I was thinking about it all day, getting pissed at myself because I could have gotten up at 4:30am to check my email. And since I didn't expect any mails at that time, I tried to get a few more minutes of sleep not knowing that an opportunity had been given to me. And that cost me around $9.35. I'm hoping that I don't get a bad review from the site and they give me more opportunities in the near future.
07 May 2008
Jason Castro.
Jason Castro chose to sing the songs of two of the most phenomenal Bobs in music history: Bob Marley's I Shot The Sheriff and Bob Dylan's Tambourine Man.

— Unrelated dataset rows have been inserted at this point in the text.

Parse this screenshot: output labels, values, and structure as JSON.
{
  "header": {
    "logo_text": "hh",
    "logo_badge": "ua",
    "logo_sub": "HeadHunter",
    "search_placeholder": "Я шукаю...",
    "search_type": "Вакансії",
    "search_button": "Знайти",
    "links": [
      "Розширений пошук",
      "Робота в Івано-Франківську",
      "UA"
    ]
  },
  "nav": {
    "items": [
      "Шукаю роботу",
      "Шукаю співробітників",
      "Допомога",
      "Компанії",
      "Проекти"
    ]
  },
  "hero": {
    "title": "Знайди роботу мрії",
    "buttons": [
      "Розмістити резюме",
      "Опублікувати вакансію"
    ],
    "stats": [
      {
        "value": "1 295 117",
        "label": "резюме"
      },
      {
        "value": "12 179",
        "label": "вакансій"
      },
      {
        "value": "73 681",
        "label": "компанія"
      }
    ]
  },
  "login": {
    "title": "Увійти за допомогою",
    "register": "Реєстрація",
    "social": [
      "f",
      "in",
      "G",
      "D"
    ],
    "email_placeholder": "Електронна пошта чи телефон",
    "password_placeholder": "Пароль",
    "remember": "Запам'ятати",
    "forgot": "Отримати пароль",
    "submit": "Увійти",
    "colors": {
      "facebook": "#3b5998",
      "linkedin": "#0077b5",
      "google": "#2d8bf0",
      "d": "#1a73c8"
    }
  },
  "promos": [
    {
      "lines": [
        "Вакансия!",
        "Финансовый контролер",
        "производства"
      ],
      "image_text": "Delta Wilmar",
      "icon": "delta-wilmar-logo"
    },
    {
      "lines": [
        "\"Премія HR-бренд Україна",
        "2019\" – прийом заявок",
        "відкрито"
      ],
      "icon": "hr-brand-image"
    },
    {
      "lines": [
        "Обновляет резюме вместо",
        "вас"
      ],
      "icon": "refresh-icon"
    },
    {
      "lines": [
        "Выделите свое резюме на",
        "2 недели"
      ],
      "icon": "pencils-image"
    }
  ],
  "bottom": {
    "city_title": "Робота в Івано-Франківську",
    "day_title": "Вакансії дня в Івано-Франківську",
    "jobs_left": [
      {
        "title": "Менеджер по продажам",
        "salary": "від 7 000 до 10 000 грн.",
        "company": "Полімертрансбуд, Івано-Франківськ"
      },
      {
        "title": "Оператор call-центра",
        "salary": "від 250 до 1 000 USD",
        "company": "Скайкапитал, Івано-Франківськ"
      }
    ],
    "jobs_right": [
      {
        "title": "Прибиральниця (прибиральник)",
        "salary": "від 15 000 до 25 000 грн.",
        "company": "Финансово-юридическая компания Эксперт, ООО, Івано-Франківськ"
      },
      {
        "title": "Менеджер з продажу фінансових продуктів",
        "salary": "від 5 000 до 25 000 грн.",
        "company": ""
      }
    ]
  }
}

I thought his first performance was disappointing because he should have made the song work for him (since he and Marley have the same hair), but after seeing his second performance, I knew that the odds of Jason leaving is about 90%.
03 May 2008
The Bro Code.
I know I should be updating the TN blog but this is just too good not to share on my own blog. As I've mentioned on a previous blog entry, I am so in love with Barney Stinson of the hit TV show, How I Met Your Mother. And, as an avid follower of his teachings, I would like to know why he acts the way he does.
I found this, The Bro Code, on Barney's blog posted on the CBS website.
I don't know where he got this but I think it's right on! And although he's a jerk (sometimes), I know that he means well and he loves his friends. Now that I think about it, I think Barney is like Michael Scott of The Office in some ways:
- Both wear suits.
- Both love hot girls.
- Both have loads of crazy ideas.
- Both want to be someone's best friend (Barney-Ted, Michael-Ryan).
- Both are heartbroken (Barney-Shannon, Michael-Jan).
I'm gonna think of other similarities. But for the meantime, I think I'll stop obsessing about Barney and focus on my life.
01 May 2008
Iron Man.
We attended the special screening along with the VIPs. Yes, the VIPs. I don't know where we got the tickets but the 8:30pm slot was reserved for us. There was also a pre-screening party at Burgoo but we didn't bother to go there. We were only interested in watching Robert Downey, Jr. "suit up" and become Iron Man.
After a while, I got to focus on the movie. I can't really say that the movie's great but, I think it's WAY better than Spider-Man 3 and Fantastic Four: The Rise of the Silver Surfer, and I think I'm gonna see the sequel if they're planning to make one. I enjoyed Robert Downey Jr.'s performance although not so much Gwyneth's. I think she's better with all the drama and not the superhero girlfriend type.